Hella Oakland, for sure. The 99% percent out on the streets was 100% community.

For veteran activists, that spirit of neighborliness has to be one of the most inspiring elements of the Occupy Movement. I’ve been chronicling progressive social movements for more than a decade (see my books, with Kevin Danaher, about the anti-corporate movements leading up to the Seattle WTO protests in 1999 and about grassroots environmental efforts), and I have to say that I felt something special about the port shutdown.

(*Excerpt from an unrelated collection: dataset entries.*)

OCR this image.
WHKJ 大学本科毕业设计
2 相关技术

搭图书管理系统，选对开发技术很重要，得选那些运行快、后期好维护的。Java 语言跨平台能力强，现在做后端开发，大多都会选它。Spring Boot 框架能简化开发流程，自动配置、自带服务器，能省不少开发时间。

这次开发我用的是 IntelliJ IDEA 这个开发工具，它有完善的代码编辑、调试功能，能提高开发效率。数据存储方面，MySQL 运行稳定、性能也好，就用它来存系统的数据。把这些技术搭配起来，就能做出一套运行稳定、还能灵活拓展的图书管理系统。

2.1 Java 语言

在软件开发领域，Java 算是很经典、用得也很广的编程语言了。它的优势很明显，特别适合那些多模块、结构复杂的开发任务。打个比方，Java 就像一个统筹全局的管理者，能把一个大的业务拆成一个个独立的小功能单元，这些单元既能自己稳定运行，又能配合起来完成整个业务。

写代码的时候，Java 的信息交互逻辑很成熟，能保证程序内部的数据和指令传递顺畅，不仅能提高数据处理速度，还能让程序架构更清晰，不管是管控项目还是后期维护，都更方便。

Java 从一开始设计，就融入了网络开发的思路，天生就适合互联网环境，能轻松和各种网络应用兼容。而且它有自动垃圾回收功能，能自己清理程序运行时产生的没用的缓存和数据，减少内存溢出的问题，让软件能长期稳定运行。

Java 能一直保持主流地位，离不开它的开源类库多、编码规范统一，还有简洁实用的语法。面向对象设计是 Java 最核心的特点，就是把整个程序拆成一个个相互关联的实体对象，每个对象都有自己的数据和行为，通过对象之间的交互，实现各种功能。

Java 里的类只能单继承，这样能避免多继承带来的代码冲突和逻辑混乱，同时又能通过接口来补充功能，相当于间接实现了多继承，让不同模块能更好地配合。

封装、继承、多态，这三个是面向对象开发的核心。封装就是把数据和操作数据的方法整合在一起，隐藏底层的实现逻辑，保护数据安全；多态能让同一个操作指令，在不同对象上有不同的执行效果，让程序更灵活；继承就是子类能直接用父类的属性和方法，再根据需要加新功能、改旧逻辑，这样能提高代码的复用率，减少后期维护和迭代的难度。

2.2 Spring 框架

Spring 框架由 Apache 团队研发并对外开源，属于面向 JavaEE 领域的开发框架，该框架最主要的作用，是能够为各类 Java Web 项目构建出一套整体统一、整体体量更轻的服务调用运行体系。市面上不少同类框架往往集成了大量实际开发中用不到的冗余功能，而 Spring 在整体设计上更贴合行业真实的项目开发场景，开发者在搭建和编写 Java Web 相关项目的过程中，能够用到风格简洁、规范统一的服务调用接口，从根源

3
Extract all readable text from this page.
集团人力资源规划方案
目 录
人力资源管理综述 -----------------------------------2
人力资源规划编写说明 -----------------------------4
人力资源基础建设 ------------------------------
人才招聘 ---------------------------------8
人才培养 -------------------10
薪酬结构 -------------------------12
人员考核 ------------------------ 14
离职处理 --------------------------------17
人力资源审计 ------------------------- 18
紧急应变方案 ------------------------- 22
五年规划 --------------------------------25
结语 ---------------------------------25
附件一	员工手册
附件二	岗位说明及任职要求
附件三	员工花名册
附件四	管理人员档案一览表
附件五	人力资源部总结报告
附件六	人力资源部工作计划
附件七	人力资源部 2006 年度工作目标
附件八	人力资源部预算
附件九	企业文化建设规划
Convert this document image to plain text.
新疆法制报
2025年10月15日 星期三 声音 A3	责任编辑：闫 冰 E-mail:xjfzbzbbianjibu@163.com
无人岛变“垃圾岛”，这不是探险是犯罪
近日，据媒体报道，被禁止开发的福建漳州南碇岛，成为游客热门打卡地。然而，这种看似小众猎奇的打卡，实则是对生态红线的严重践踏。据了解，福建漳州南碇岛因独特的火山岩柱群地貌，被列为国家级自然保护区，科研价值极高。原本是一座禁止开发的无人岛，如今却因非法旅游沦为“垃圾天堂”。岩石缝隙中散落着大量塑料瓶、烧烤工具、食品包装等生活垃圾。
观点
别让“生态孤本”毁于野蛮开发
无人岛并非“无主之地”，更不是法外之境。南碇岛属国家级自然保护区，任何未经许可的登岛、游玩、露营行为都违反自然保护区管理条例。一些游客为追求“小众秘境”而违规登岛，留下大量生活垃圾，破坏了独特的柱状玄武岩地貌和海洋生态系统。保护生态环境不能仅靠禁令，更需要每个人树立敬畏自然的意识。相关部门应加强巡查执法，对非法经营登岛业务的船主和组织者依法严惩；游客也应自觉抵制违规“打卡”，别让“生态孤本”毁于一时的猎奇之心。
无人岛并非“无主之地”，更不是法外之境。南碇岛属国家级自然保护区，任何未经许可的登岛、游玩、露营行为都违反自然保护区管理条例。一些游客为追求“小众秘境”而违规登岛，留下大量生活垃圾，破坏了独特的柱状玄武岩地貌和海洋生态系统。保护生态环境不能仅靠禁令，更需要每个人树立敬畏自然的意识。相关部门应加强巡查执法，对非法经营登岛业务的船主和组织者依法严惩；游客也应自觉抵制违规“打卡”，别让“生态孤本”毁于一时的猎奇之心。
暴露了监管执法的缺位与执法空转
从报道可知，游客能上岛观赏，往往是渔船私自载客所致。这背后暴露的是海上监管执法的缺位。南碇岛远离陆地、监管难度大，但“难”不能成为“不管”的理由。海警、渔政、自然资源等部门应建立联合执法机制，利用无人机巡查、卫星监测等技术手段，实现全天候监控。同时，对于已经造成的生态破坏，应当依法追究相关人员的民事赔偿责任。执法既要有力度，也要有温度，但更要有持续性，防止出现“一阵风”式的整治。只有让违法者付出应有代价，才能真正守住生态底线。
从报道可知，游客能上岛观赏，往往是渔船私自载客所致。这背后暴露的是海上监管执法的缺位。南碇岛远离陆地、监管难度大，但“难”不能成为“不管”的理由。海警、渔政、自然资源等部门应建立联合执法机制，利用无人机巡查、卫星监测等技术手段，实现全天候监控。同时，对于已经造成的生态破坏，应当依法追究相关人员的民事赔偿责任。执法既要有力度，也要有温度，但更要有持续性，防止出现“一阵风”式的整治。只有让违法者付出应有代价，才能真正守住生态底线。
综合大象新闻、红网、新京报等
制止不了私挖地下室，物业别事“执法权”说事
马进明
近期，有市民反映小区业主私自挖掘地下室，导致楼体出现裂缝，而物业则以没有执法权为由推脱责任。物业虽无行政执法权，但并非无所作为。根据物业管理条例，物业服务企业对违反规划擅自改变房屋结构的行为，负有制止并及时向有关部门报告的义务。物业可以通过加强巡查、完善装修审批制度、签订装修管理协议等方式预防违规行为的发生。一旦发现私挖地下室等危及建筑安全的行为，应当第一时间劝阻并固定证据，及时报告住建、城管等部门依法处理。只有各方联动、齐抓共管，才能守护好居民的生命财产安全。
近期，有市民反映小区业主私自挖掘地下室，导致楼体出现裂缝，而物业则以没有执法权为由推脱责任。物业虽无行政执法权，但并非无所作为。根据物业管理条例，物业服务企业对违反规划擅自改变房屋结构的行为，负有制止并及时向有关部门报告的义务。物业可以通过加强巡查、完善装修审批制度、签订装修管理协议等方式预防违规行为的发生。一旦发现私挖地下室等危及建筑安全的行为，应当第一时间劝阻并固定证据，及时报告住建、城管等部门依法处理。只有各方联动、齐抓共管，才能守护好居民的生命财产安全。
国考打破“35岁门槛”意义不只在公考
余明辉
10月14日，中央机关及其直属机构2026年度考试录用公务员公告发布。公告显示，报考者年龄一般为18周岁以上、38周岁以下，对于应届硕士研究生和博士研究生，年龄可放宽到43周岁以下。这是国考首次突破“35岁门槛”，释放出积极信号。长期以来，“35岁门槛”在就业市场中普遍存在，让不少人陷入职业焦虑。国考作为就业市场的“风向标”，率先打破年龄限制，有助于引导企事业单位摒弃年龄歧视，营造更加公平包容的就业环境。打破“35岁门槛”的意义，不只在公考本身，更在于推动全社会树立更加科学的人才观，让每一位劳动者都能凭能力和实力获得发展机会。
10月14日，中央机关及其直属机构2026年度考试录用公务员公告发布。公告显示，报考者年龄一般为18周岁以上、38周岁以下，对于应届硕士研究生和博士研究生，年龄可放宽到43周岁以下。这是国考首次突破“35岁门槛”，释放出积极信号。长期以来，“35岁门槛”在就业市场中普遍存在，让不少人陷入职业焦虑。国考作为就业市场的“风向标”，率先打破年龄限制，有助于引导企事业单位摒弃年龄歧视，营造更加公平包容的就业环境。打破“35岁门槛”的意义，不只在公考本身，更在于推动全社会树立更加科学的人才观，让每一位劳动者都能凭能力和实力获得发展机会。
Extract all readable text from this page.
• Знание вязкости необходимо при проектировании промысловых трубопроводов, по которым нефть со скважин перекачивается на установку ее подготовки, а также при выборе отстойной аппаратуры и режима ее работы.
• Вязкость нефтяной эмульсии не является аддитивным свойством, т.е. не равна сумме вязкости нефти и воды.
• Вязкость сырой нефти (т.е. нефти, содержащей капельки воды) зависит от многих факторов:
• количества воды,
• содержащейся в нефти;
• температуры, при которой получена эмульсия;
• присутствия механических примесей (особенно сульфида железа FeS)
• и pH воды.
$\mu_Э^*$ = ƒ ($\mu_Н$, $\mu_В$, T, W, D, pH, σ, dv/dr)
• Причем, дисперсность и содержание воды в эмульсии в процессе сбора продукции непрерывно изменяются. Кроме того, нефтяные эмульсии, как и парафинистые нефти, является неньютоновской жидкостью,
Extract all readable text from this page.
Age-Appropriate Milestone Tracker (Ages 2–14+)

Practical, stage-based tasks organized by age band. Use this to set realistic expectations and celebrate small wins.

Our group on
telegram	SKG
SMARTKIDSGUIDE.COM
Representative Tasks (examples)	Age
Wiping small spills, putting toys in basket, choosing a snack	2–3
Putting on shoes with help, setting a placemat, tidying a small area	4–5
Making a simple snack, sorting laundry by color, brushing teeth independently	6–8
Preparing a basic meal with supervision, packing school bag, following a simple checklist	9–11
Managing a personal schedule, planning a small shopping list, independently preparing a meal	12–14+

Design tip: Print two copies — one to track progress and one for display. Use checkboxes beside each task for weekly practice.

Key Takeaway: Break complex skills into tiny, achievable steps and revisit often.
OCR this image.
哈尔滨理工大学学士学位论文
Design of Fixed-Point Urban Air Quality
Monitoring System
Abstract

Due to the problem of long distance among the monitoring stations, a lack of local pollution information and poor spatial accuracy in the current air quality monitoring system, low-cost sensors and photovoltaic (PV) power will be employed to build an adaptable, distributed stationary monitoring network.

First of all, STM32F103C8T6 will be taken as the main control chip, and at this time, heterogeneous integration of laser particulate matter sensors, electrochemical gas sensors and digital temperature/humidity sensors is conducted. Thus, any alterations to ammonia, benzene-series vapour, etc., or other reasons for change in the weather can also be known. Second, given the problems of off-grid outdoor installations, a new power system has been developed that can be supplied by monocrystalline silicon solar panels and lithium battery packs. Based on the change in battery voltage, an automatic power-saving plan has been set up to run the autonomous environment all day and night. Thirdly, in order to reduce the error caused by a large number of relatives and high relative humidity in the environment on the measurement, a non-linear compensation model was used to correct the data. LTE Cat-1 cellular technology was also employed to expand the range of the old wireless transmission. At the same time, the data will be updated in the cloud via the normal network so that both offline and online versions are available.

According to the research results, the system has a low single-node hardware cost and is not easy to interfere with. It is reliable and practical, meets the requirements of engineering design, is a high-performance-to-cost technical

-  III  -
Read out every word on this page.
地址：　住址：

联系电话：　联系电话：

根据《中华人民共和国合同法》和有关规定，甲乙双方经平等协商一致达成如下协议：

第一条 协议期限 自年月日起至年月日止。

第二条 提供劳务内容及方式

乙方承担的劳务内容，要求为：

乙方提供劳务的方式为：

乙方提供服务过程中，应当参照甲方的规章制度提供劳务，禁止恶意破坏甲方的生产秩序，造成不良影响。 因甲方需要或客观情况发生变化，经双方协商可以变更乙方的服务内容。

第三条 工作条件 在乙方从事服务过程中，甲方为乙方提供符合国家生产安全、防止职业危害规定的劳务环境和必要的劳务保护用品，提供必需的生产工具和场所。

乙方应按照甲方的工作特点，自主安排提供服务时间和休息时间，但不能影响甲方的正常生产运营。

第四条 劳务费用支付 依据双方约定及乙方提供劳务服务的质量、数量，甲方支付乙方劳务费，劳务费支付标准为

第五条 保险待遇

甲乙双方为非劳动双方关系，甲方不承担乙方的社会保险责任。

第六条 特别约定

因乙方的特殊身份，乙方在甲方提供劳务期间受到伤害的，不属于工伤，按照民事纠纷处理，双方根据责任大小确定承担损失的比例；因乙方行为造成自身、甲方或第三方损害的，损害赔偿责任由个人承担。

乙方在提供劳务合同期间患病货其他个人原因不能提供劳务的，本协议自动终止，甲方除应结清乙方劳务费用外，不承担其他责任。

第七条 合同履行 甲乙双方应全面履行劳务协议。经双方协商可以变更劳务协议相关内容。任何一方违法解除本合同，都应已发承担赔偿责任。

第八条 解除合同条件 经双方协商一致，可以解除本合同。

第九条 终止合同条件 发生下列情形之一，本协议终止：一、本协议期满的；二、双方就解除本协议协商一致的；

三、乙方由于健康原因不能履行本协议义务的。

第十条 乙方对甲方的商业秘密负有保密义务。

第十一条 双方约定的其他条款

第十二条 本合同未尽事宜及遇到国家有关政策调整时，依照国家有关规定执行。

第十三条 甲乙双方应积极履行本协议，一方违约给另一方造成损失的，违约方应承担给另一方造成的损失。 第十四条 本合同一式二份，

I know I’m not alone. “This is the most hopeful time that I’ve seen in 30 years of activism, because it’s the most authentic and organic uprising I’ve seen,” Karen (pronounced Caw-ren) Nyhus, a tech consultant from Petaluma told me as we approached the port. Nearby, some boys had started a pretty good A’s chorus: “Let’s go, Oakland!” Clap-clap/Clap-clap-clap. “Let’s go Oakland!” Nyhus, a self-described climate activist, continued: “We don’t have to make the case for ‘the issue.’ It’s in plain sight to see. [People] are more able to connect issues than I’ve ever seen in my life – and I’m 47. It’s like people have been waiting for this.”

Jamie Guzzi, a fair trade activist I’ve known for years, said: “I have to admit, I was skeptical at first. But this is amazing. I think this is the beginning. This is bigger than we could have imagined on purpose.”

A minute after I parted company with Guzzi, two gay men walked by with their arms around each other’s waists. Their sign said: God Hates Banks.

• • •

It must the oxytocin rush. Political protests, at least when they occur in the orange sunset of during Indian Summer, create a kind of euphoria.

I think Ben Browner was feeling some of that. Twenty-six years old. A permaculture gardener in Sebastopol. His sign: Good planets are hard to find. “This like the most amazing, self organized …” He trailed off for about 5 seconds, watching the scene of people clambering on top of semis stalled in the road. “This can’t be stopped. It’s too resilient. There’s too much diversity. It’ can’t be stopped unless we stop it.”

“Dude, I love this vibe, because everyone is so peaceful and happy,” Jermaine Mayfield, a skinny kid with a couple of tats, a crisp brimmed Raiders cap, and a black bandana told me. He’s 20-years-old, enrolled in a government program called Jobs Corps to take culinary classes. He’s never held a job. His sign reads, Stop Watching, Start Marching.“I came out here to show my support, not only to the people of Oakland, but to everyone in the country.”

Down the road I find Bill Ross, wearing a jazz festival t-shirt and grinning his face off while taking snapshots of the crowds with an old camera. He says: “Man, it’s beautiful, isn’t it? It’s beautiful.” What’s beautiful?, I ask him. “Finally people are waking up to the fact that they are being burned. I am happy to see what I am seeing.”

Me too. And I really liked the political reggae that the guy with the bike stereo was jamming as we marched through the West Oakland housing projects. But even in California you can’t build a movement on good vibes alone.

I share the hopes of a fellow I met named Dan Stringer, a tutor and grad student. “It’s exciting to see so many people approaching this from different issues,” he said. “I hope it will lead to something concrete.”

For a movement (at least judged by the signs today) whose most commonly shared sentiment is a hatred of the banks, it seems to me that “something concrete” will have to go beyond blockading local branch doors, as happened today. We have to take back the money that the banks grabbed in the bailouts. A lot of it’s ours anyway. It’s sitting in our checking and savings accounts. A national Move Your Money day of action planned for just a day from now will be a crucial test of the movement’s ability to escalate.

• • •

Amid a day of indelible images, this is what I think will stick with me most:

A father, walking down the sidewalk with his two sons – say, 10 and 7 years old. They’ve all got the same jeans on. Tennis shoes. Baseball caps. Backpacks. A little familial Boy Scout troop.

The man is carrying an upside down flag: the signal for a republic in distress.